Eline çayı verdiğimde, sıcak olduğu için tekrar tabağa koydu. Nurlu yüzüne baktığımda gözlerinden sular aktığını gördüm. "Hocam ne oldu, neden ağladınız?" diye sorduğumda, "Şu zerrecik sıcağa dayanamazken ben, cehennemin o kızgın ateşine nasıl dayanırım?" dedi ve ekledi: "Eğer ben her an Allah'ın beni gördüğüne yakin etsem, hiç günah işler miyim? Allah'ın, kendisini gördüğünü bilen bir kimse hiç utanmayıp günah işler mi?" Sonra da Alak Suresi'nin 14. ayetini okudu: "O, Allah'ın her şeyi görmekte olduğunu bilmez mi?" Huzurunda bulunduğum birkaç saat dilimindeki konuşmalarımızdan, sorularıma verdiği cevaplardan ve yaptığı tavsiyelerden bazı kesitleri sizlerle de paylaşmanın faydalı olacağını ümit ediyorum:
– "La ilahe illellah" zikri ihlas zikridir, bunu derken kimseler zikirde bulunduğunu bilmez. Sayı önemli değil, elinden geldiği kadar sürekli bu zikri söyle.
- Peygamberimize ve Ehlibeytine (hepsine selam olsun) çokça Salavat getir, salavat zikri de dilinden eksik olmasın.
– Sen ibadetin lezzetini al, gerisi gelir; manevî işler/ibadet ve zikirler için herhangi bir karar almana gerek kalmaz.
– İbadetten lezzet almanın yolu, terk-i günahtır.
– Günah işlememeye çalışmalıyız. İşlersek de şayet hemen istiğfar etmeliyiz. Çünkü omuzlarımızdaki iki melek yaptığımızı amel defterine kaydetmemek için yarım gün kadar beklerler. (Bunu söylediğinde, "Allah'ım, sen de ne kadar da merhametlisin!" diyerek ağlıyordu.)
– Dünya kadar sevap işlesem de bir günah hepsini bir anda silip götürebilir.
– Ulema söz ve amelleriyle, en önemlisi de halkla iç içe sade yaşantılarıyla halkın güvenini kazanmalılar.
– Değerli üstadım Ayetullah Behcet'in tabiriyle, gece namazı kılmayan bir müminde pek hayır yoktur.

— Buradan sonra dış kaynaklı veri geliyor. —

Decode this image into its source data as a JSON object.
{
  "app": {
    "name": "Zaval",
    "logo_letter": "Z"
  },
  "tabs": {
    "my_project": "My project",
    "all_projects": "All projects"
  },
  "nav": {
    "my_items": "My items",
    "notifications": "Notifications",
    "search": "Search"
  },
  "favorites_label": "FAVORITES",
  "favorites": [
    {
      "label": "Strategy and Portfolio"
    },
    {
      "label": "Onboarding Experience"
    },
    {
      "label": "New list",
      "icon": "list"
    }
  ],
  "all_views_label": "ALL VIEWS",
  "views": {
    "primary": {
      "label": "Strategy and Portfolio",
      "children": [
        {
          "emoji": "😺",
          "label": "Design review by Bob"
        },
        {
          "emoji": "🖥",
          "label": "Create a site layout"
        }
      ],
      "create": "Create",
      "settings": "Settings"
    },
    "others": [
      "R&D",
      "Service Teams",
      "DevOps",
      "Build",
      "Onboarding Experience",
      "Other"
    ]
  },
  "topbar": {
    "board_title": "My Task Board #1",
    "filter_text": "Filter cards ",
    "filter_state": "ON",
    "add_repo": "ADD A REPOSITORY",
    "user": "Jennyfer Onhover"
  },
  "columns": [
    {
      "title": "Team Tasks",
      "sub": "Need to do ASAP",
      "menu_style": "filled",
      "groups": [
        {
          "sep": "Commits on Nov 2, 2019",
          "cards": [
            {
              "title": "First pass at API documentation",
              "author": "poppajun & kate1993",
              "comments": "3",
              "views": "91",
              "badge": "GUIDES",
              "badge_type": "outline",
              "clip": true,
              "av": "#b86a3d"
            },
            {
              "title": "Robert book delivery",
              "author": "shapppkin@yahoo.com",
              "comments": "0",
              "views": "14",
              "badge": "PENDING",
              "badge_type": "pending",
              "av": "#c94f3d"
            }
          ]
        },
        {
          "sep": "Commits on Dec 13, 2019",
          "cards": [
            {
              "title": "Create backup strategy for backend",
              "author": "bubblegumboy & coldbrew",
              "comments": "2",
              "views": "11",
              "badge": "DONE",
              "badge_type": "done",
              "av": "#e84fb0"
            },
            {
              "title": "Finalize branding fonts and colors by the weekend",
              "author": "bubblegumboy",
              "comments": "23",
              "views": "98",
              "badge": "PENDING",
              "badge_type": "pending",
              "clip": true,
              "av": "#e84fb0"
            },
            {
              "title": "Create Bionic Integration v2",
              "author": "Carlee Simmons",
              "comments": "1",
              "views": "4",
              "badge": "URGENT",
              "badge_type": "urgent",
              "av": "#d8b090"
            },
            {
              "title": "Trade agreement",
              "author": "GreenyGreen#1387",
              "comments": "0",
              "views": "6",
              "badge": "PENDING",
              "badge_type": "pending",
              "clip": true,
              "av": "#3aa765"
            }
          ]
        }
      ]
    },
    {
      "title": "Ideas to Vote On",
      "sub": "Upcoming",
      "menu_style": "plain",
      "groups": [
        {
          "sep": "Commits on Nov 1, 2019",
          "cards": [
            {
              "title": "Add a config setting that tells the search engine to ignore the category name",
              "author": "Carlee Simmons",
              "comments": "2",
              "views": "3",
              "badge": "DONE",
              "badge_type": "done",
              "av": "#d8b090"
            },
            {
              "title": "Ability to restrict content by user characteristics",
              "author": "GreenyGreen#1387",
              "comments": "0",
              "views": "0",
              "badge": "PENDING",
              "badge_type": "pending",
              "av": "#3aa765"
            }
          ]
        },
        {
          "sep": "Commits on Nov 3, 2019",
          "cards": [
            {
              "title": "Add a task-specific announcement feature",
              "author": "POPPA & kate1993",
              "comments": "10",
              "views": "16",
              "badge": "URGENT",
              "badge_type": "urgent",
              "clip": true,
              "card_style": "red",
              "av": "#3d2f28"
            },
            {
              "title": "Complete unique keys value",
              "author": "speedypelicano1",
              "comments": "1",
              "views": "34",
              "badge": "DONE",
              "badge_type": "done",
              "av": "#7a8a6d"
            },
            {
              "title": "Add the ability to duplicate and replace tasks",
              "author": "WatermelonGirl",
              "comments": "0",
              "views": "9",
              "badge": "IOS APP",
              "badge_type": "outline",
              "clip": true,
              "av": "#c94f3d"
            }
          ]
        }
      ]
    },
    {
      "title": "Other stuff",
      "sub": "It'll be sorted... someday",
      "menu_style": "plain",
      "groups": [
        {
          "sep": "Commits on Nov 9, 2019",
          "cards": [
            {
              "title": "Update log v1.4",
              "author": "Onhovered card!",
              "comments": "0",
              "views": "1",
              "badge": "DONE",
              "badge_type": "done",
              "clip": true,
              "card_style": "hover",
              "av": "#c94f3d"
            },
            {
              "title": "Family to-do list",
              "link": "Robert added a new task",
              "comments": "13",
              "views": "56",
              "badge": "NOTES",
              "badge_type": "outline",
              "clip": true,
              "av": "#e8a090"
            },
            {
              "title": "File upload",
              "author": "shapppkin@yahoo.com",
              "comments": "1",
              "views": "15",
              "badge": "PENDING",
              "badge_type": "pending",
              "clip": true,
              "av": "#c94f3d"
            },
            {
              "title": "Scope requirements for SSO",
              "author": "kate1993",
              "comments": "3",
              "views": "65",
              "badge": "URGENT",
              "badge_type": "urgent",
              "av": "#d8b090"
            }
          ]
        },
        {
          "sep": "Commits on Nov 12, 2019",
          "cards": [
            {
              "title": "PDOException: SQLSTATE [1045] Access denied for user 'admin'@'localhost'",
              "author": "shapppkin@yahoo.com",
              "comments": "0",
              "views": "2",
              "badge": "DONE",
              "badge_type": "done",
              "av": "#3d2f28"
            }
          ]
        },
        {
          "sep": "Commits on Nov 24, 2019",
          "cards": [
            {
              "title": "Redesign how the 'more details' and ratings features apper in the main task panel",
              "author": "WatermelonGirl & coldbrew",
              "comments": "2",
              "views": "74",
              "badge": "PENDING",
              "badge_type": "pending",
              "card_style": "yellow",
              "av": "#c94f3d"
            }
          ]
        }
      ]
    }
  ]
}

– Dünya; yediğim, içtiğim, kazandığım ve biriktirdiğim şeylerden ibaret değil. Bunların hepsi burada kalacak. Dünyalık olarak bunlardan hiçbirini yanına alıp götürmeyeceğim. Yanımda götüreceğim ve bu dünyadan bana faydalı olacak tek şey ihlasla yaptığım ibadetler, güzel işler ve hayır amellerdir. (Gözlerinde beliren yine gözyaşları...)
– Gözün görüp beynin kaydettiği gibi, elinde kalem dile gelen sözleri yazdığın gibi iki melek de benim yaptığım her şeyi, söylediğim her sözü, kalbimden geçirdiğim her düşünce ve hayali anbean kaydetmekte; sakın Sırat köprüsünden ayağımı kaydırıp cehennem kuyusuna düşürmesin amellerim beni.
– Öyle ol ki, elini Allah'ın kapısına açtığında "lebbeyk=buyur" cevabı yerine "la=hayır" cevabı almaman için bir şey isteyecek yüzün ve hürmetin olsun. (Gözlerinden yaşlar tekrar akmaya başlıyor.)